EŞİNİN ADI OKUNUNCA “TANIMIYORUM!” DEDİ
Mahkeme Başkanı Cem Karaca'nın dosya kapsamında yer alan
bazı isimleri sorduğu sanık Kaya, hepsine “Tanımıyorum.” şeklinde cevap vererek
“inkâr stratejisi” izledi.
Mahkeme başkanının, söz konusu kişiler arasında “Ayşegül
Kaya'yı tanıyor musun?” diye sorması üzerine sanık Müslüm Kaya, yine “Tanımıyorum.”
cevabını verdi.
Mahkeme Başkanı Karaca'nın, “Eşiniz değil mi?” diye sorduğu
sanık Müslüm Kaya, “Özür dilerim, o benim eşim.” cevabını verdi. Başkan Karaca
da “Az daha 'Eşimi de tanımıyorum.' diyeceksin.” dedi.

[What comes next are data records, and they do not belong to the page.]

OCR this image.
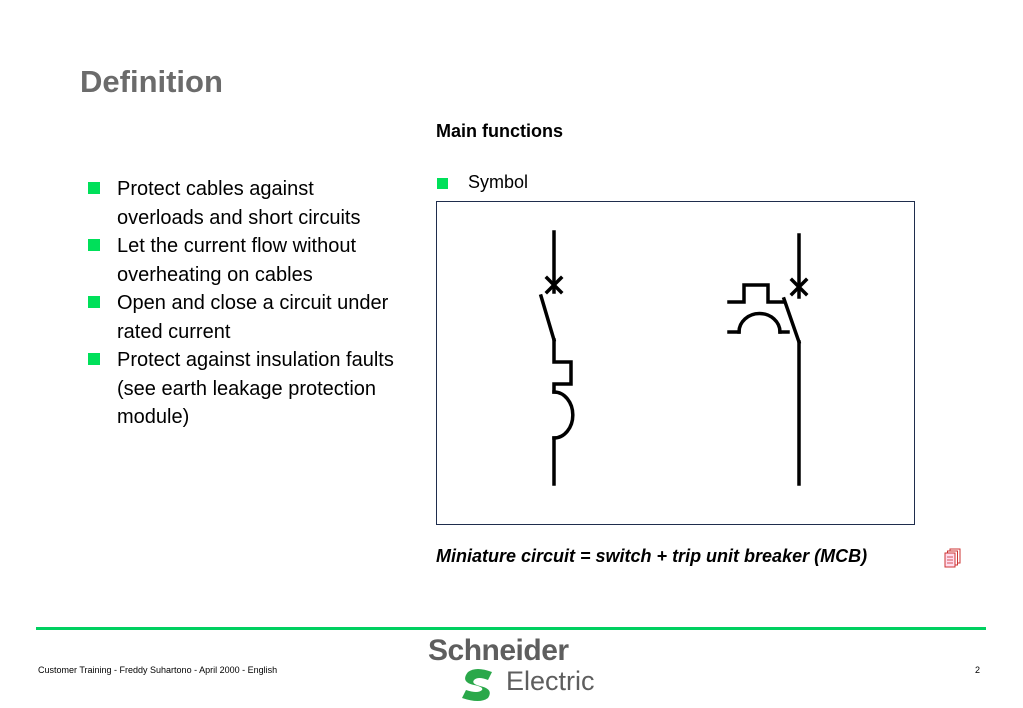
Definition
Protect cables against overloads and short circuits
Let the current flow without overheating on cables
Open and close a circuit under rated current
Protect against insulation faults (see earth leakage protection module)
Main functions
Symbol
Miniature circuit = switch + trip unit breaker (MCB)
Customer Training - Freddy Suhartono - April 2000 - English	2
Schneider
Electric
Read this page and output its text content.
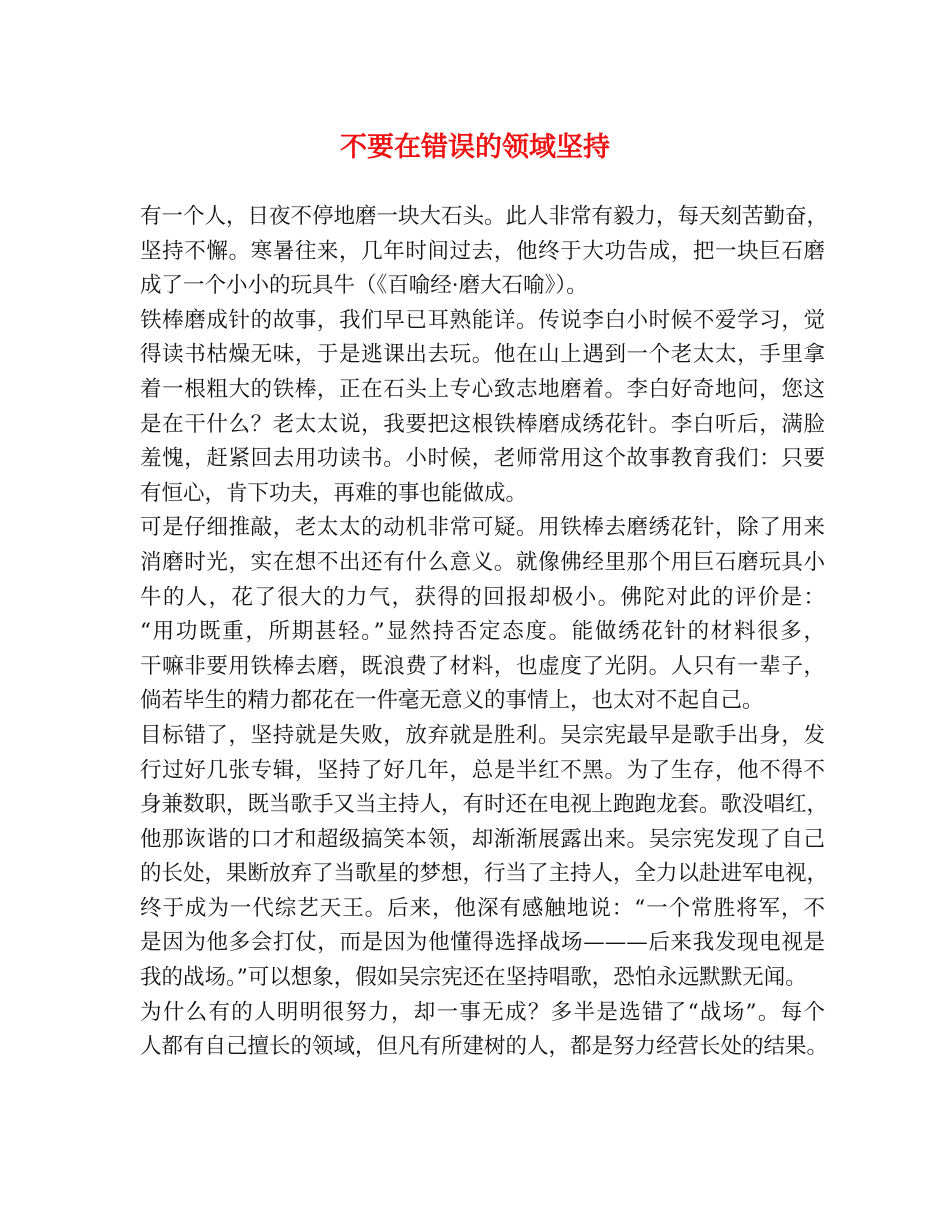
不要在错误的领域坚持
有一个人，日夜不停地磨一块大石头。此人非常有毅力，每天刻苦勤奋，
坚持不懈。寒暑往来，几年时间过去，他终于大功告成，把一块巨石磨
成了一个小小的玩具牛（《百喻经·磨大石喻》）。
铁棒磨成针的故事，我们早已耳熟能详。传说李白小时候不爱学习，觉
得读书枯燥无味，于是逃课出去玩。他在山上遇到一个老太太，手里拿
着一根粗大的铁棒，正在石头上专心致志地磨着。李白好奇地问，您这
是在干什么？老太太说，我要把这根铁棒磨成绣花针。李白听后，满脸
羞愧，赶紧回去用功读书。小时候，老师常用这个故事教育我们：只要
有恒心，肯下功夫，再难的事也能做成。
可是仔细推敲，老太太的动机非常可疑。用铁棒去磨绣花针，除了用来
消磨时光，实在想不出还有什么意义。就像佛经里那个用巨石磨玩具小
牛的人，花了很大的力气，获得的回报却极小。佛陀对此的评价是：
“用功既重，所期甚轻。”显然持否定态度。能做绣花针的材料很多，
干嘛非要用铁棒去磨，既浪费了材料，也虚度了光阴。人只有一辈子，
倘若毕生的精力都花在一件毫无意义的事情上，也太对不起自己。
目标错了，坚持就是失败，放弃就是胜利。吴宗宪最早是歌手出身，发
行过好几张专辑，坚持了好几年，总是半红不黑。为了生存，他不得不
身兼数职，既当歌手又当主持人，有时还在电视上跑跑龙套。歌没唱红，
他那诙谐的口才和超级搞笑本领，却渐渐展露出来。吴宗宪发现了自己
的长处，果断放弃了当歌星的梦想，行当了主持人，全力以赴进军电视，
终于成为一代综艺天王。后来，他深有感触地说：“一个常胜将军，不
是因为他多会打仗，而是因为他懂得选择战场———后来我发现电视是
我的战场。”可以想象，假如吴宗宪还在坚持唱歌，恐怕永远默默无闻。
为什么有的人明明很努力，却一事无成？多半是选错了“战场”。每个
人都有自己擅长的领域，但凡有所建树的人，都是努力经营长处的结果。
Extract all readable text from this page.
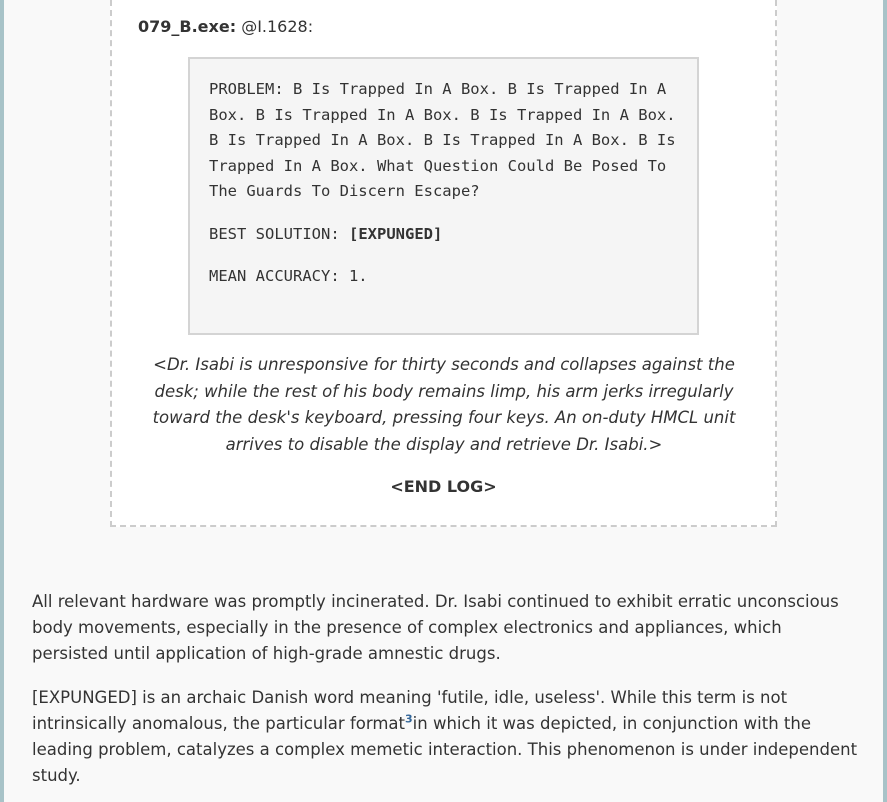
079_B.exe: @I.1628:
PROBLEM: B Is Trapped In A Box. B Is Trapped In A Box. B Is Trapped In A Box. B Is Trapped In A Box. B Is Trapped In A Box. B Is Trapped In A Box. B Is Trapped In A Box. What Question Could Be Posed To The Guards To Discern Escape?
BEST SOLUTION: [EXPUNGED]
MEAN ACCURACY: 1.
<Dr. Isabi is unresponsive for thirty seconds and collapses against the desk; while the rest of his body remains limp, his arm jerks irregularly toward the desk's keyboard, pressing four keys. An on-duty HMCL unit arrives to disable the display and retrieve Dr. Isabi.>
<END LOG>
All relevant hardware was promptly incinerated. Dr. Isabi continued to exhibit erratic unconscious body movements, especially in the presence of complex electronics and appliances, which persisted until application of high-grade amnestic drugs.
[EXPUNGED] is an archaic Danish word meaning 'futile, idle, useless'. While this term is not intrinsically anomalous, the particular format$^3$in which it was depicted, in conjunction with the leading problem, catalyzes a complex memetic interaction. This phenomenon is under independent study.
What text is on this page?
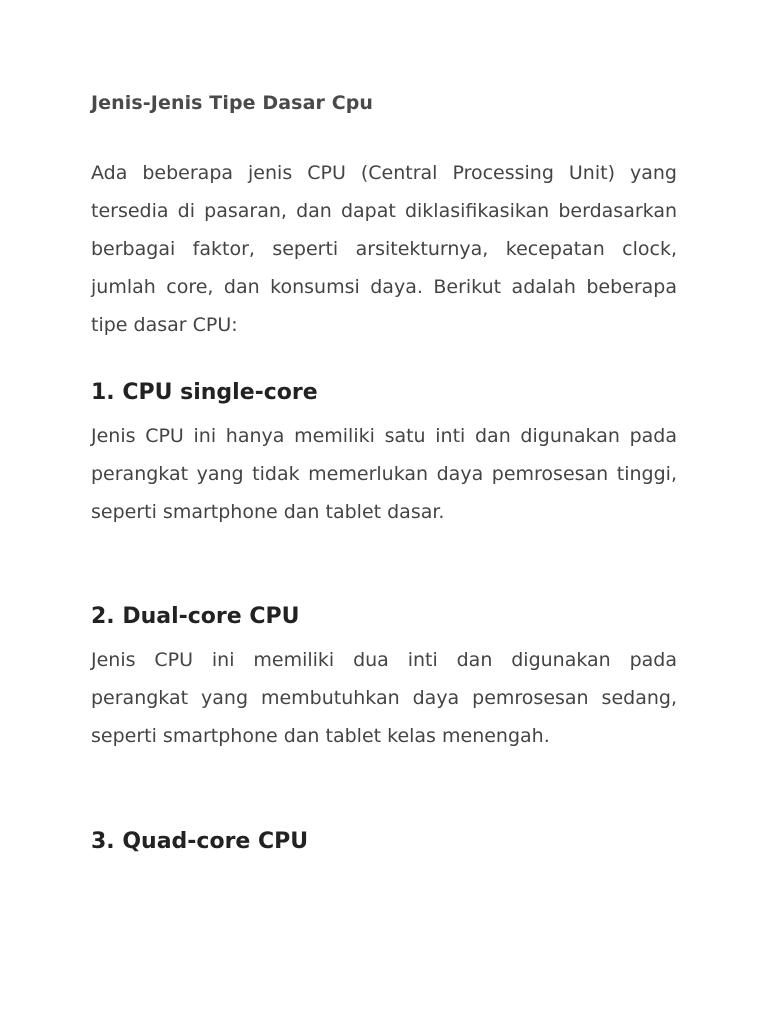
Jenis-Jenis Tipe Dasar Cpu

Ada beberapa jenis CPU (Central Processing Unit) yang tersedia di pasaran, dan dapat diklasifikasikan berdasarkan berbagai faktor, seperti arsitekturnya, kecepatan clock, jumlah core, dan konsumsi daya. Berikut adalah beberapa tipe dasar CPU:

1. CPU single-core

Jenis CPU ini hanya memiliki satu inti dan digunakan pada perangkat yang tidak memerlukan daya pemrosesan tinggi, seperti smartphone dan tablet dasar.

2. Dual-core CPU

Jenis CPU ini memiliki dua inti dan digunakan pada perangkat yang membutuhkan daya pemrosesan sedang, seperti smartphone dan tablet kelas menengah.

3. Quad-core CPU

FETÖ'nün inkâr stratejisine sıkı sıkıya bağlı olan darbeci
Kaya'nın, sorulara ezbere “Hayır” cevabı vermiş olduğu da bu cevapla
tescillenmiş oldu.
TÜM DELİLLERİ İNKÂR ETTİ
Darbeci Kaya'nın, 14 Temmuz'da Kâğıthane’de bulunan Hasdal Kışlası
6. Motorlu Piyade Alay Komutanı olarak görev yapmakta iken bu tarihte Alay Komutanlığı
görevini darbeci Albay Nebi Gazneli’ye devrettiği, atandığı 23. Motorlu Piyade Tümen
Komutanlığı görevine henüz başlamadığı tespit edildi.
Kaya'nın devir teslim töreninin ardından Hava Harp Okulu'nda
darbeci askerler tarafından yapılan toplantıya katıldığı da tespit edilirken,
Kaya mahkemede büyük bir terör tehdidi nedeniyle bu toplantıya katıldığı
yalanına sarılarak inkârını sürdürdü.
Darbecinin FETÖ'nün şifreli haberleşme programı “ByLock”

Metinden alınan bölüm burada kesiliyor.